There is no moral justification for denying those populations the benefits of fossil-fuel-driven development. Lower-emissions levels associated with curtailed development will not provide any meaningful amelioration of climate extremes for many decades to come, whereas the benefits that come with development will make those populations substantially more resilient to climate extremes right now.
Nordhaus’s analysis works within the mainstream of climate modeling. The incremental effects of postulated CO2-driven climate change are both uncertain and small. (“It is not until modelers project into the twenty-second century that large differences begin to emerge,” he notes.) Alleged “tipping points” for worse-case climate events, he adds, are plagued by “enormous uncertainties.” Relatedly, “the precautionary principle holds equally well at one degree of warming, a threshold that we have already surpassed; one and a half degrees, which we will soon surpass; or, for that matter, three degrees.”
Nordhaus ties energy realism to climate realism. Today’s low-carbon technologies are costly, inefficient, and a burden for consumers and taxpayers, he notes. The proffered saviors of grid-level wind and solar fall short, for “the value of intermittent sources … declines precipitously as their share of electricity production rises.”
Nuclear, while better, has disappointed: “Outside of China and a few other Asian economies, few nations have been able to build large nuclear plants cost-effectively in recent decades.”
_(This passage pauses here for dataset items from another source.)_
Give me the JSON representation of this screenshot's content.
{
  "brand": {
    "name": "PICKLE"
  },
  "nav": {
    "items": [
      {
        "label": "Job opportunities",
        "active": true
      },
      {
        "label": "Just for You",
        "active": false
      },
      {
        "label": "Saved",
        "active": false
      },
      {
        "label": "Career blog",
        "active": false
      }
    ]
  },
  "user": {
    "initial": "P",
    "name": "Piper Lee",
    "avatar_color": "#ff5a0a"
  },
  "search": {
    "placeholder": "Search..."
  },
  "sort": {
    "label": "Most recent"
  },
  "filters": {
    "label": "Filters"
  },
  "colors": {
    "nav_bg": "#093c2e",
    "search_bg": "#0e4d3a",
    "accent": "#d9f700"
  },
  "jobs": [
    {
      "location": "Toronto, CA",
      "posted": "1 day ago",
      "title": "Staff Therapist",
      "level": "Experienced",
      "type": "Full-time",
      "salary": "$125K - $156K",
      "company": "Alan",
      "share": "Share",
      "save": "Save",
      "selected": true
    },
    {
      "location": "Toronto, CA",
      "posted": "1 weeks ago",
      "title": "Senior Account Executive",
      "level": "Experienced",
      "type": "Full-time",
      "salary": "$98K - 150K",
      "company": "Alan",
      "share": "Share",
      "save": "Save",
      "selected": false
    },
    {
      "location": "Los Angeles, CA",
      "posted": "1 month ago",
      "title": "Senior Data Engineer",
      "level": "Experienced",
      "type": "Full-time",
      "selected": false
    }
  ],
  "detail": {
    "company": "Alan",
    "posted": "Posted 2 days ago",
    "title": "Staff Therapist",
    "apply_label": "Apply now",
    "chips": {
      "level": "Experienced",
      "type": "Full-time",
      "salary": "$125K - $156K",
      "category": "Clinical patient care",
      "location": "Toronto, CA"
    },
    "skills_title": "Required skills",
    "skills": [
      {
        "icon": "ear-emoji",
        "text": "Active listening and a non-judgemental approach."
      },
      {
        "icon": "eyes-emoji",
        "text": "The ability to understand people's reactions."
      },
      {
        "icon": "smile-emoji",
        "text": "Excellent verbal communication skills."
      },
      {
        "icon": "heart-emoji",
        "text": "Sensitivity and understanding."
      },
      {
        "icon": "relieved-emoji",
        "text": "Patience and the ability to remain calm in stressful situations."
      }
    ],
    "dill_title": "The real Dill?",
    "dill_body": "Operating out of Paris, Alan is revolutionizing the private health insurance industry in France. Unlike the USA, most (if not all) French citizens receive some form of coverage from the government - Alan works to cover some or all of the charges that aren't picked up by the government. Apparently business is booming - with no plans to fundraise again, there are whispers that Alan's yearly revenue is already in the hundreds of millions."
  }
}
A new generation of low-carbon energy technologies are necessary, but “all are decades away from viable application.” And the fact remains that “almost 30 years after the UN established the two-degree threshold, over 80 percent of the world’s energy still comes from fossil fuels, a share that has remained largely unchanged since the early 1990s.”
Adapt, Don’t Mitigate
Wealth is health—and the means for environmental betterment. This insight from free-market environmentalism is prominent in Nordhaus’s call for a paradigm shift in climate policy. “A natural disaster of the same magnitude will generally bring dramatically greater suffering in a poor country than in a rich one,” he notes, meaning that “the faster those nations develop, the more resilient they will be to climate change.”
“Development in most parts of the world,” he posits, “still entails burning more fossil fuels—in most cases, a lot more.”
Most climate advocates have accepted that some form of adaptation will be a necessity for human societies over the course of this century. But many refuse to acknowledge that much of that adjustment will need to be powered by fossil fuels. Hard infrastructure—modern housing, transportation networks, and the like—is what makes people resilient to climate and other natural disasters.
More, Better Reasons Too
Nordhaus’s adaptation-for-mitigation strategy, or free-market self-help in place of energy statism, is intellectually stronger that his article lets on. He works from the shaky premise of high-sensitivity warming from the enhanced greenhouse effect (he refers to “a planet that is almost certainly going to be much hotter even if the world cuts emissions rapidly”).
Yet sensitivity estimates have been coming down in the mainstream literature. And “fat tail” extreme warming scenarios are being discounted if not ruled out with recent research. A new base case for serious consideration is global lukewarming, as opposed to the (aging) standard IPCC temperature range, which both mitigates the alleged problem and reduces the effect of mitigation itself.
Kudos to Ted Nordhaus for a well-reasoned scholarly article in a mainstream journal that will be hard for the entrenched climate intelligentsia to ignore. His is an intellectual moment of note for critics of global climate governance—a mistaken, futile, and socially unjust crusade.
As the climate math becomes more and more daunting, or just plain politically impossible, expect the adaption-not-mitigation argument to only grow in stature.